EHS runs on trust. The work only functions when people believe the system is built to protect them. Employees need to feel safe enough to surface hazards and near-misses without worrying they’ll be personally blamed.
EHS leaders know this intimately. They’ve spent years building that trust through countless conversations, incident responses and proving that speaking up actually leads to change. They know how hard trust is to earn and how fast it can disappear.
So when AI shows up promising to make EHS smarter, the natural skepticism from many EHS leaders makes sense. AI needs to earn its keep. Plus, EHS has a different risk profile than the rest of the business. A flawed algorithm in marketing, for example, will waste budget. But a flawed algorithm in safety can miss the signal that would have prevented harm or even saved a human life.
That’s the tension with AI in this industry. Done right, it can surface patterns humans miss and make safety work genuinely proactive. Done wrong, it’s a black box making decisions no one can explain.
Evotix partnered with What Works Institute to survey more than 50 EHS leaders and host a roundtable with senior executives across manufacturing, utilities, construction and mining. We wanted to hear what EHS practitioners actually want from AI and identify the conditions that have to be true before it earns a real place inside the program.
Here’s what we found out:
Most organizations are still working through what AI in EHS actually looks like in practice.
42% of EHS executives said they’re piloting AI in select EHS processes or sites, and 33% are still exploring use cases. Only 8% reported scaling AI across multiple EHS functions or regions. None of the respondents described AI as a core business capability inside EHS today.

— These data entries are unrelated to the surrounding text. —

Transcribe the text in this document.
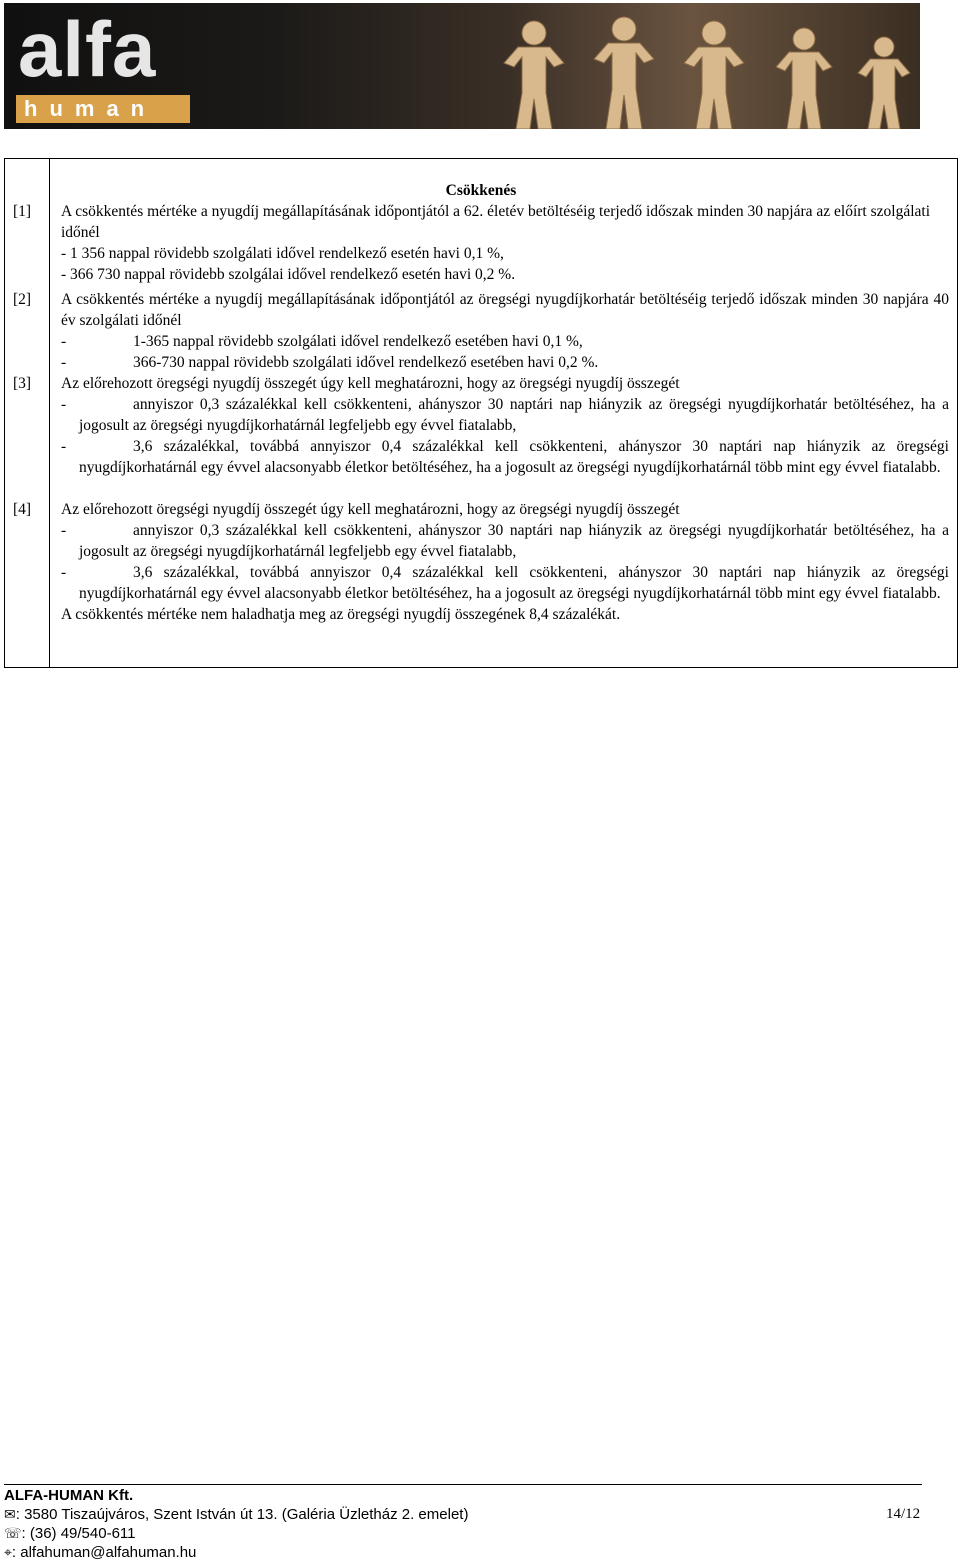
alfa
human
Csökkenés
[1] A csökkentés mértéke a nyugdíj megállapításának időpontjától a 62. életév betöltéséig terjedő időszak minden 30 napjára az előírt szolgálati időnél
- 1 356 nappal rövidebb szolgálati idővel rendelkező esetén havi 0,1 %,
- 366 730 nappal rövidebb szolgálai idővel rendelkező esetén havi 0,2 %.
[2] A csökkentés mértéke a nyugdíj megállapításának időpontjától az öregségi nyugdíjkorhatár betöltéséig terjedő időszak minden 30 napjára 40 év szolgálati időnél
-	1-365 nappal rövidebb szolgálati idővel rendelkező esetében havi 0,1 %,
-	366-730 nappal rövidebb szolgálati idővel rendelkező esetében havi 0,2 %.
[3] Az előrehozott öregségi nyugdíj összegét úgy kell meghatározni, hogy az öregségi nyugdíj összegét
-	annyiszor 0,3 százalékkal kell csökkenteni, ahányszor 30 naptári nap hiányzik az öregségi nyugdíjkorhatár betöltéséhez, ha a jogosult az öregségi nyugdíjkorhatárnál legfeljebb egy évvel fiatalabb,
-	3,6 százalékkal, továbbá annyiszor 0,4 százalékkal kell csökkenteni, ahányszor 30 naptári nap hiányzik az öregségi nyugdíjkorhatárnál egy évvel alacsonyabb életkor betöltéséhez, ha a jogosult az öregségi nyugdíjkorhatárnál több mint egy évvel fiatalabb.
[4] Az előrehozott öregségi nyugdíj összegét úgy kell meghatározni, hogy az öregségi nyugdíj összegét
-	annyiszor 0,3 százalékkal kell csökkenteni, ahányszor 30 naptári nap hiányzik az öregségi nyugdíjkorhatár betöltéséhez, ha a jogosult az öregségi nyugdíjkorhatárnál legfeljebb egy évvel fiatalabb,
-	3,6 százalékkal, továbbá annyiszor 0,4 százalékkal kell csökkenteni, ahányszor 30 naptári nap hiányzik az öregségi nyugdíjkorhatárnál egy évvel alacsonyabb életkor betöltéséhez, ha a jogosult az öregségi nyugdíjkorhatárnál több mint egy évvel fiatalabb.
A csökkentés mértéke nem haladhatja meg az öregségi nyugdíj összegének 8,4 százalékát.
ALFA-HUMAN Kft.
✉: 3580 Tiszaújváros, Szent István út 13. (Galéria Üzletház 2. emelet)
☏: (36) 49/540-611
⌖: alfahuman@alfahuman.hu
14/12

The AI adoption curve indicates that leaders are treating AI like any other safety program transformation: cautiously, deliberately and with a high bar for proving value.
Workforce trust mirrors that reality. When asked how employees feel about AI in EHS today, 75% of respondents described workers as curious but cautious. 22% said it hasn’t been discussed yet or there’s no clear view. Only 3% reported high trust and enthusiasm. AI is being evaluated in real time, by real people, based on how it’s introduced and what it’s used for.
Broadly speaking, EHS leaders are looking for specific outcomes (not just theory) that they want AI to deliver inside their programs.
EHS teams lose hours every week to tasks that are necessary, but time-consuming: reporting, documentation, pulling together dashboards, drafting updates, summarizing incidents and answering the same questions for multiple people across departments.
So it’s not surprising that the most common AI use cases are practical and workflow-adjacent. Among organizations using AI, 44% cited automated analytics, dashboards, reporting or summarization. Another 44% cited chatbot or copilot support tied to SOPs or training.
This is where AI can genuinely help, without needing to run the entire program. It reduces admin load and frees up EHS teams to spend more time doing strategic work that keeps people safe.
EHS teams need better visibility into weak signals and precursor patterns that get buried until something serious happens.
The research points to real appetite for predictive analytics and trend detection that can surface SIF precursors and emerging risks earlier. That shows up in work that looks like faster synthesis of leading indicators, clearer cross-site trend visibility and stronger early warning signals for serious risk.
Safety guidance is not as useful as it could be when it lives in PDFs, spreadsheets or personal desktops. Leaders want AI that makes safety knowledge usable at the point of work.
The report calls out “just-in-time guidance” as a major opportunity: PPE lookups, checklist walkthroughs, first-draft incident summaries and other practical support that helps frontline teams act faster without stopping production to hunt for answers.
Of course, they also want training, program development and continuous improvement. Respondents identified potential for AI in developing tailored training content, identifying skill gaps and supporting overall program design.
This was one of the clearest boundaries executives drew.
Leaders were especially direct about investigations, interviews and causal analysis. Those aren’t tasks you automate without changing the integrity of the outcome. The report explicitly states that these areas require human judgment and context that AI cannot replicate today, and that “human-in-the-loop” is non-negotiable for sensitive decisions.
Even when leaders see the value, they’re still thinking about the risks. It’s in the job, after all. The top concerns were: accuracy/reliability/algorithmic bias (58%), privacy and potential surveillance (39%) and explainability/transparency (36%).
The report makes the point that many EHS teams still lack domain-specific AI policies, which creates the risk of fragmented, ad hoc adoption across sites.
The leaders who seem most prepared for AI are the ones putting governance in place early, with cross-functional involvement, clear boundaries and clear accountability.
Everything EHS leaders want from AI depends on one unglamorous thing: the quality of the data underneath it.
“Garbage in, garbage out” was the headline risk discussed at the roundtable. Leaders cited inconsistent taxonomies, unstructured narratives and variable data quality as the biggest barriers, often requiring a step in the process to cleanup and standardize their data before implementing AI and seeing real value from it.
AI can accelerate reporting and surface patterns that would otherwise be lost in noise. But when there aren’t reliable inputs, it’s unlikely the outputs will be any better. EHS teams can’t afford to make decisions on shaky ground.